- A meta-analysis of 85 studies finds no excess adverse events (AEs) associated with short-term use (up to 14 days) of corticosteroids in children
Why this matters
- Results are reassuring, but questions still linger about growth suppression because of poor study quality.
- Systematic review and meta-analysis of 85 studies (n=11,505 children), 68 of which were randomized trials, after a search of Medline, CENTRAL, Embase, and regulatory agencies.
- Funding: Canadian Institutes of Health Research.
- Oral dexamethasone (vs prednisone) is associated with fewer cases of vomiting (pooled OR [pOR], 0.29; 95% CI, 0.17-0.48; I2=0%; n=6 studies).
- 5 studies reported on height:
- 2 were pooled; they showed a small mean increase in height from baseline at 1 year favoring inhaled corticosteroids (vs placebo; mean difference [MD], 0.10 cm; 95% CI, −0.47 to 0.67 cm).

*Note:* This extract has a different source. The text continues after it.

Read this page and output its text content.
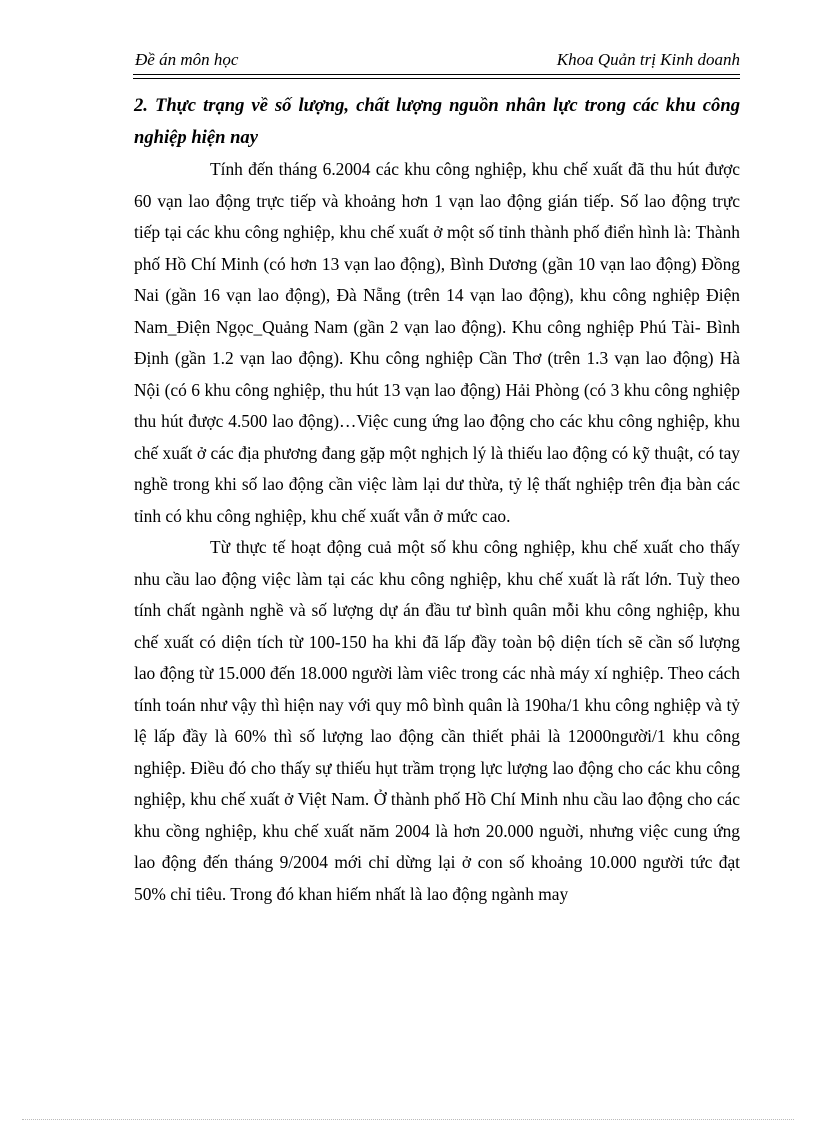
Đề án môn học	Khoa Quản trị Kinh doanh
2. Thực trạng về số lượng, chất lượng nguồn nhân lực trong các khu công nghiệp hiện nay

Tính đến tháng 6.2004 các khu công nghiệp, khu chế xuất đã thu hút được 60 vạn lao động trực tiếp và khoảng hơn 1 vạn lao động gián tiếp. Số lao động trực tiếp tại các khu công nghiệp, khu chế xuất ở một số tỉnh thành phố điển hình là: Thành phố Hồ Chí Minh (có hơn 13 vạn lao động), Bình Dương (gần 10 vạn lao động) Đồng Nai (gần 16 vạn lao động), Đà Nẵng (trên 14 vạn lao động), khu công nghiệp Điện Nam_Điện Ngọc_Quảng Nam (gần 2 vạn lao động). Khu công nghiệp Phú Tài- Bình Định (gần 1.2 vạn lao động). Khu công nghiệp Cần Thơ (trên 1.3 vạn lao động) Hà Nội (có 6 khu công nghiệp, thu hút 13 vạn lao động) Hải Phòng (có 3 khu công nghiệp thu hút được 4.500 lao động)…Việc cung ứng lao động cho các khu công nghiệp, khu chế xuất ở các địa phương đang gặp một nghịch lý là thiếu lao động có kỹ thuật, có tay nghề trong khi số lao động cần việc làm lại dư thừa, tỷ lệ thất nghiệp trên địa bàn các tỉnh có khu công nghiệp, khu chế xuất vẫn ở mức cao.

Từ thực tế hoạt động cuả một số khu công nghiệp, khu chế xuất cho thấy nhu cầu lao động việc làm tại các khu công nghiệp, khu chế xuất là rất lớn. Tuỳ theo tính chất ngành nghề và số lượng dự án đầu tư bình quân mỗi khu công nghiệp, khu chế xuất có diện tích từ 100-150 ha khi đã lấp đầy toàn bộ diện tích sẽ cần số lượng lao động từ 15.000 đến 18.000 người làm viêc trong các nhà máy xí nghiệp. Theo cách tính toán như vậy thì hiện nay với quy mô bình quân là 190ha/1 khu công nghiệp và tỷ lệ lấp đầy là 60% thì số lượng lao động cần thiết phải là 12000người/1 khu công nghiệp. Điều đó cho thấy sự thiếu hụt trầm trọng lực lượng lao động cho các khu công nghiệp, khu chế xuất ở Việt Nam. Ở thành phố Hồ Chí Minh nhu cầu lao động cho các khu cồng nghiệp, khu chế xuất năm 2004 là hơn 20.000 nguời, nhưng việc cung ứng lao động đến tháng 9/2004 mới chỉ dừng lại ở con số khoảng 10.000 người tức đạt 50% chỉ tiêu. Trong đó khan hiếm nhất là lao động ngành may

- 1 of 3 nonpooled studies found a decrease in height z-score after 1 year with recurrent high-dose (1500 μg/day during infection) inhaled fluticasone for recurrent wheeze (vs placebo; adjusted MD, −0.24; 95% CI, −0.40 to −0.08).
- AEs other than height: no significant differences in systemic or inhaled corticosteroids vs placebo, or between corticosteroids.
- Poor methodological quality of many studies resulting from lack of assessment and inadequate reporting of AEs.